Tuesday, March 2, 2010

what gives you LIFE?

I love my husband. He's very encouraging. He recently told me to stop asking what is needed or necessary and ask instead: what brings me life? That is a great question.

What brings me LIFE?

It's amazing for me to realize that God gifted each of us to do the things we love to do, the things that bring us LIFE! That HE actually designed us to love certain things and to be energized by them as gifts to us to bless us as we do what we LOVE TO DO!

To think that we were uniquely designed to ENJOY life - to receive LIFE from life. Not to be drained and strung out. Not to strive and labor.

I think as a young adult I was unsure about this. I never really believed God loved me THAT much. That He desired me to be enjoying the journey. I knew He bled and died for me, gave His life for me. But, did He really want me to ENJOY life? Was I truly meant to get something out of this for myself?

Maybe it was being raised a hard-working American who values education, career, money and worldly-success OR maybe it was my German ancestry - utilitarian and practical at all costs. Who knows. Maybe it was just a part of my inborn personality - be practical and do what is necessary. Wherever it came from, it was there. I had a strong sense of doing things because I should do them - because they made the most sense. Not because I loved them or they brought me LIFE!

After 20 years or so, this way of thinking led to death. Not death in my body, but death to my passions, my dreams. Death to what I had deemed impractical and selfish things that actually brought me LIFE. I was living, but my heart was not fully alive. I was capable and competant, but not enjoying the journey much.

It's funny. We tell our kids they can do anything, be anything. No dream is too big for God so dream big. But, do we? I had stopped dreaming for me. I could dream for them and my husband, but not for myself.

At some point in my own life, I think fairly young, I decided I was going to do the right thing - be responsible, be productive, be successful, be solid. I think many times we become what we don't have - what our soul needs. It made sense to develop myself into what I thought I needed most. A person I could look up to. A person I could value.

This process of deciding and responding really locks you in. Locks you into someone you are maybe not meant to be - completely.
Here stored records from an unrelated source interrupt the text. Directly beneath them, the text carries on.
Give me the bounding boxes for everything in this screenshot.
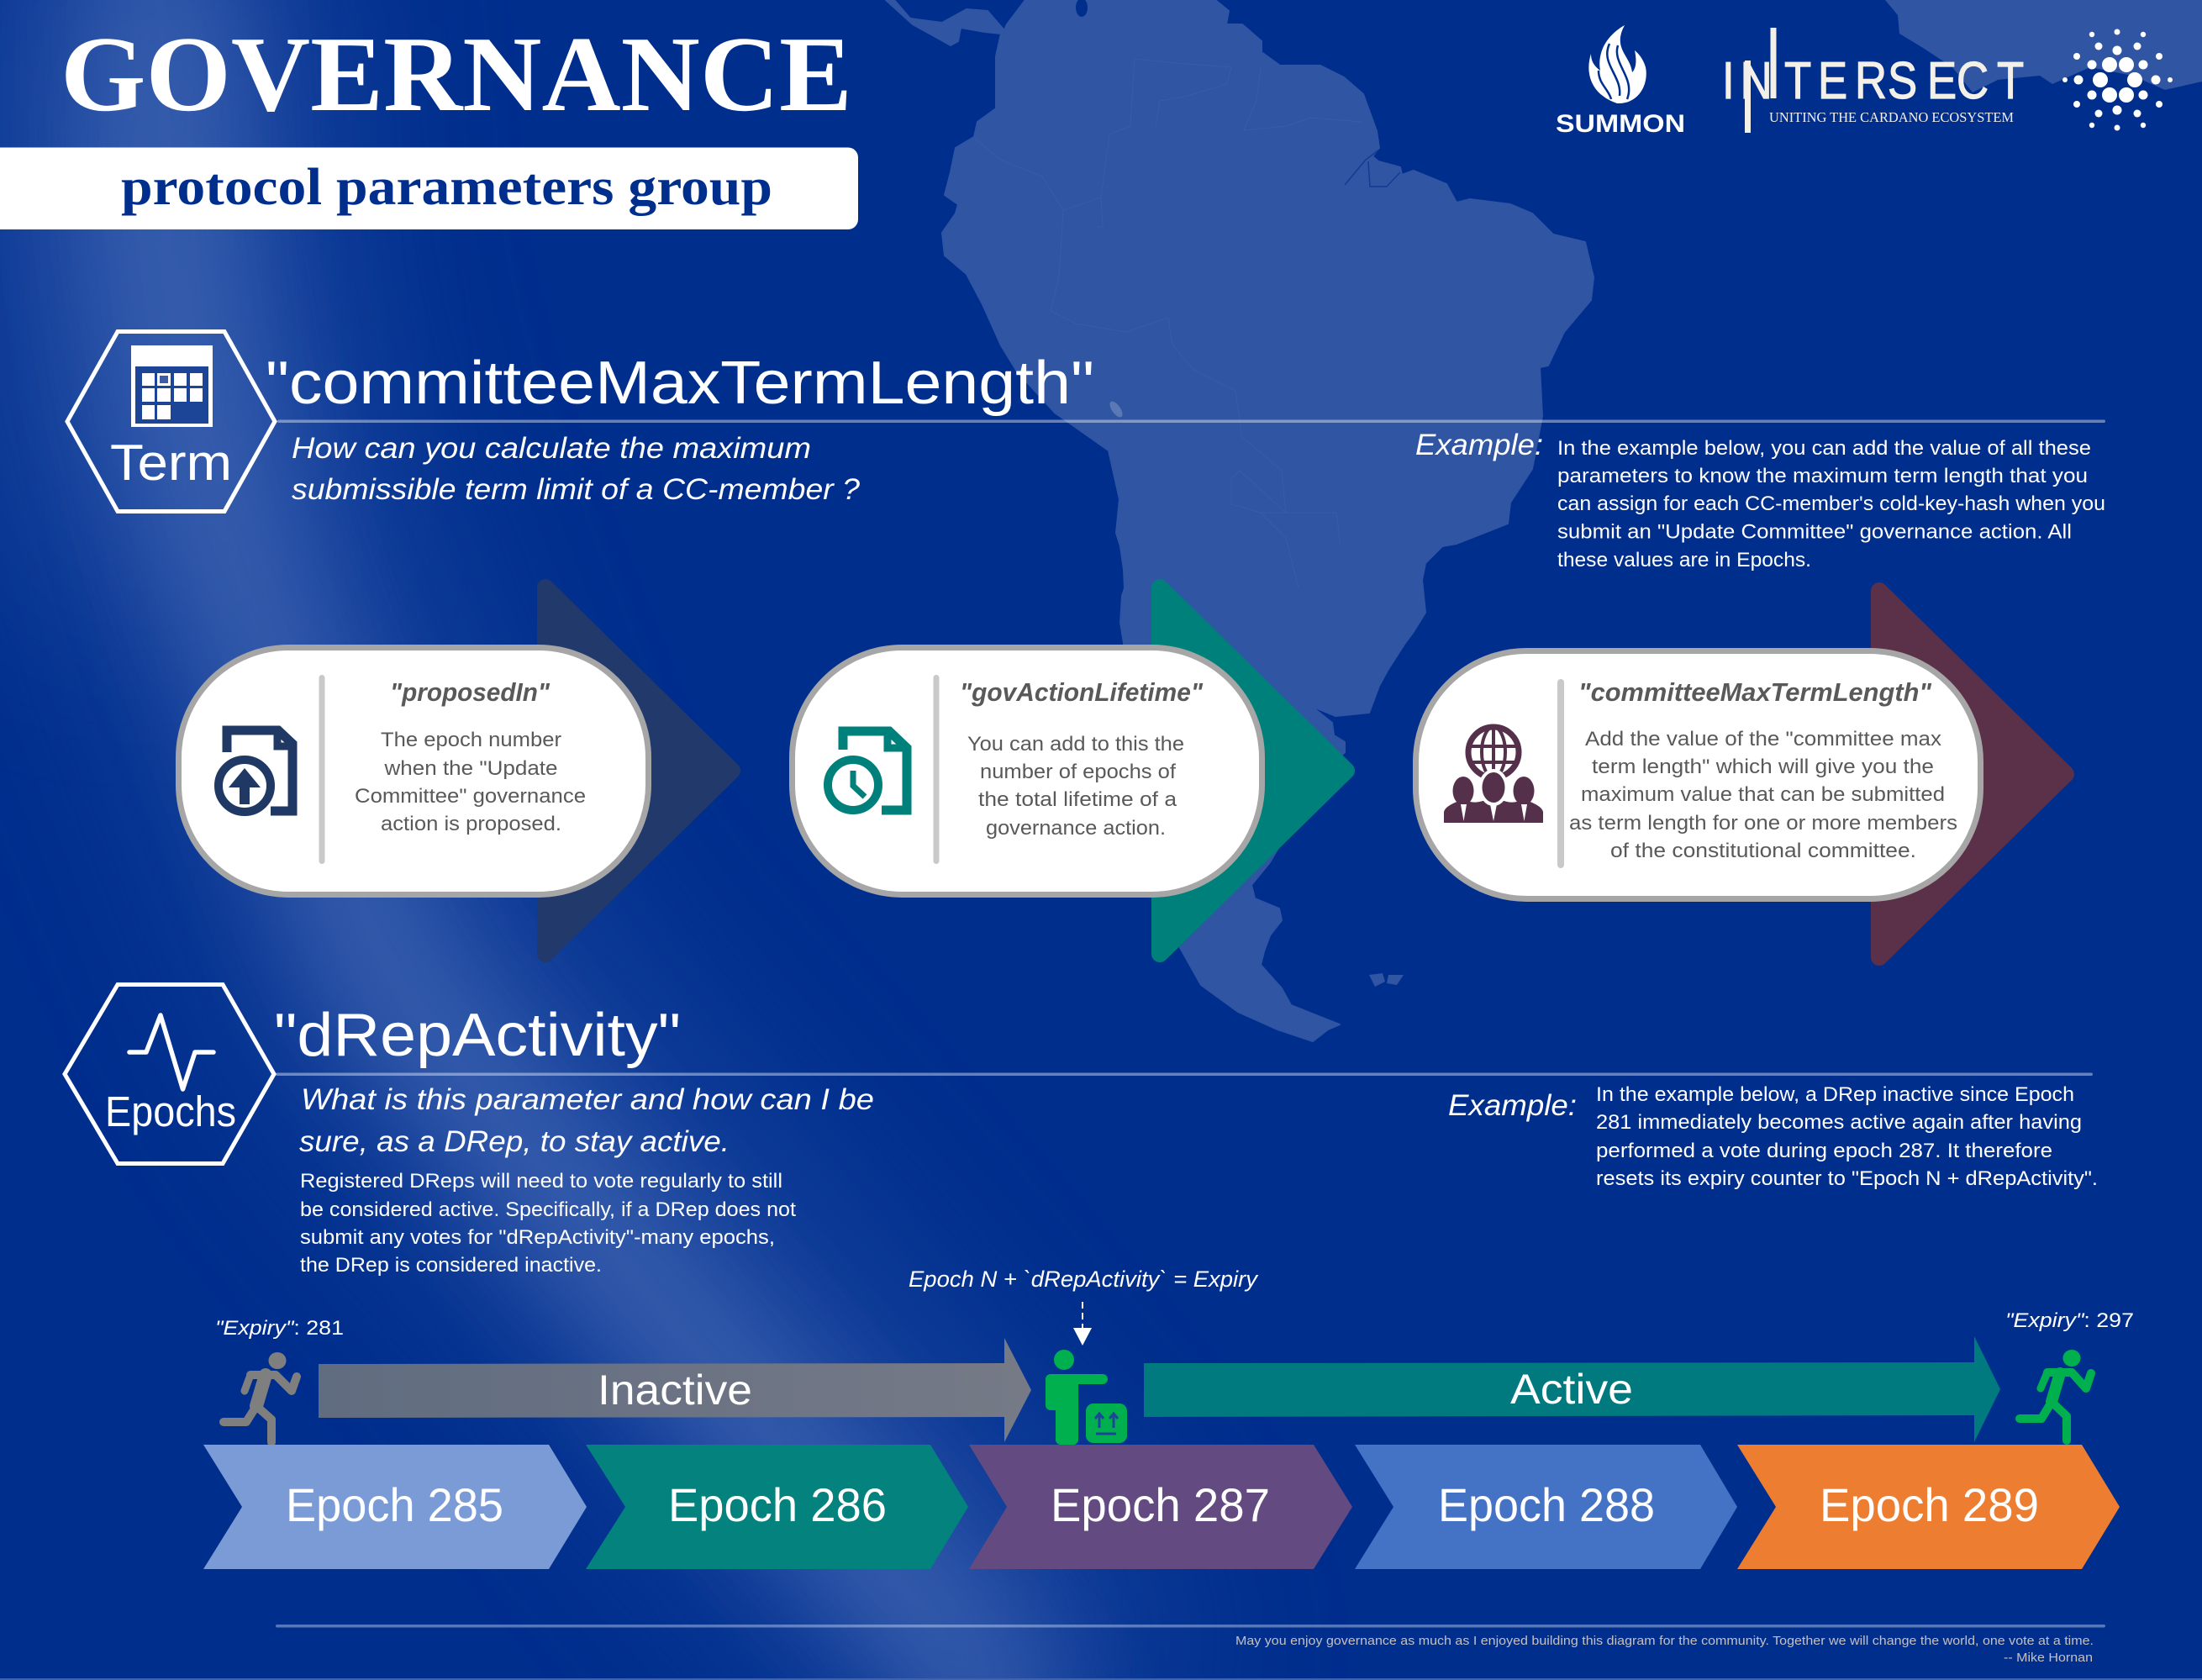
logo: Intersect: INTERSECT [1722, 52, 2024, 110]
icon: document clock [828, 729, 909, 810]
example text 2 [1596, 1083, 2098, 1190]
question text: sure, as a DRep, to stay active. [299, 1125, 730, 1158]
label: expiry 281: "Expiry" : 281 [215, 1317, 344, 1340]
step 1: proposedIn [178, 587, 732, 954]
step 2: govActionLifetime [792, 587, 1346, 954]
capsule [792, 647, 1262, 894]
footer divider [276, 1625, 2105, 1627]
question text: submissible term limit of a CC-member ? [292, 473, 861, 506]
question text: How can you calculate the maximum [292, 432, 811, 465]
arrow [545, 587, 732, 954]
chevron: Epoch 289 [1737, 1445, 2120, 1569]
example text 2: resets its expiry counter to "Epoch N + dRepActivity". [1596, 1167, 2098, 1190]
footer note: -- Mike Hornan [2004, 1651, 2093, 1665]
step 1: proposedIn: "proposedIn" [390, 677, 550, 707]
step 3: committeeMaxTermLength: Add the value of the "committee max [1585, 728, 1941, 750]
label: expiry 297: "Expiry" : 297 [2005, 1309, 2134, 1332]
description text: the DRep is considered inactive. [300, 1254, 602, 1277]
label: expiry formula: Epoch N + `dRepActivity` = Expiry [909, 1267, 1259, 1292]
arrow: active [1144, 1336, 2000, 1442]
example text 1: can assign for each CC-member's cold-key-hash when you [1557, 492, 2105, 515]
arrow: inactive: Inactive [598, 1367, 752, 1414]
question text: What is this parameter and how can I be [301, 1083, 874, 1116]
step 2: govActionLifetime: "govActionLifetime" [960, 677, 1204, 707]
map: South America [886, 0, 1594, 1041]
step 3: committeeMaxTermLength: as term length for one or more members [1569, 812, 1957, 835]
logo: Summon: SUMMON [1556, 110, 1685, 138]
arrow [1879, 591, 2066, 957]
section 1 hexagon badge: Term [67, 331, 275, 511]
icon: green runner [2020, 1350, 2091, 1440]
chevron: Epoch 287 [969, 1445, 1352, 1569]
example text 2: In the example below, a DRep inactive since Epoch [1596, 1083, 2074, 1106]
capsule [178, 647, 649, 894]
chevron: Epoch 288 [1355, 1445, 1737, 1569]
example text 2: performed a vote during epoch 287. It therefore [1596, 1140, 2052, 1162]
title: GOVERNANCE [61, 14, 852, 134]
heading: committeeMaxTermLength: "committeeMaxTermLength" [266, 350, 1094, 417]
step 1: proposedIn: when the "Update [383, 757, 558, 780]
example text 1: these values are in Epochs. [1557, 549, 1811, 571]
step 1: proposedIn: action is proposed. [381, 813, 561, 835]
separator [1557, 679, 1564, 868]
example text 1: In the example below, you can add the value of all these [1557, 437, 2091, 460]
chevron: Epoch 286 [586, 1445, 968, 1569]
step 1: proposedIn: The epoch number [381, 729, 561, 751]
step 2: govActionLifetime: the total lifetime of a [978, 788, 1177, 811]
separator [933, 675, 940, 864]
arrow: inactive [319, 1338, 1031, 1442]
subtitle banner: protocol parameters group [121, 159, 772, 216]
logo: Intersect [1722, 28, 2024, 133]
arrow: active: Active [1510, 1366, 1633, 1413]
step 3: committeeMaxTermLength: "committeeMaxTermLength" [1578, 677, 1932, 707]
chevron: Epoch 289: Epoch 289 [1820, 1478, 2039, 1531]
footer note [1235, 1635, 2094, 1665]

I believe that we are fearfully and wonderfully made - and that there's A LOT in there. Meaning, we are NOT a blank slate when we enter this world. We are each a unique, complex creation of God, designed to reflect His glory in our one-of-a-kind personalities as we are fully redeemed by His overwhelming love.

We were created to express the Father.

He designed us for specific purposes. He knows us better than we know ourselves. He made us and He desires us to be all that He created us to be. But in order to do that, we must first get free. Free from the lies of the enemy. Free from ourselves and the limitations we've placed on us. Free from hurts in our hearts from past wounds. Free from the expectations of ourselves and others. We must be FREE to fully embrace WHO He made us to be. FREE to BE and DO what He uniquely created us to - the things that BRING US LIFE.

Sounds simple but I've personally found it to be very hard. So often as I step out to do the things that give me life, I enter a battle. A battle in my mind of accusation, lies, expectations etc. Voices in my head saying that this is waste of time, I need to be doing something else, someone needs me... etc.

Yet, when I push through, WHAT LIFE! I feel alive and happy and loved. I know in those moments that THIS is what I was created for and I shake off all excuses, accusations and opinions of man. I embrace the ME the HE created and I enjoy the journey.

Wouldn't it be amazing to live in this place all the time? I believe it's possible.

Sure we will still need to do the practical things like the laundry, cooking, cleaning etc (or whatever you consider "chores"). But we will be energized. We will come from a place where our hearts are full and we HAVE SOMETHING to GIVE... verses being drained empty.

I want to live that way. From today on, I will choose to BE who HE created me to be and I DO what brings me LIFE.

Recently, I made a choice in this direction. I went on my first community theater audition in 20 years. It seemed hard to get back out there at first but I had a blast preparing. I truly love singing musical theater music! I brings me LIFE!

The audition went very well – they kept me till the bitter end. I read & sang for the lead and the other major female roles. Honestly, on my audition piece – I give myself a B. It was not my best – but I guess enough for them to see my ability.

I really don’t expect to get cast. If I do, I will be excited to participate in something that really makes me feel alive. But either way, the audition alone was success to me. I stepped out. I made a choice to do something that brings my heart LIFE. That is a victory. I will continue to make these choices.

My husband inspired me several years ago when he started swimming again after 20 years. I think now we both realize that to tell our kids to reach for the stars and do what they love, while we sit back and ignore our own hearts, is hypocrisy and not a very good example.

It is wonderful to realize that we don’t need to lay down all the things we love just because we have children. We CAN have things in our lives that we love too – just because we love them – and… they don’t have to serve a practical purpose to be worthwhile. Loving them is enough!

And best of all, this is God's gift to us: when we do what we were created to do, it brings us LIFE while it brings HIM GLORY!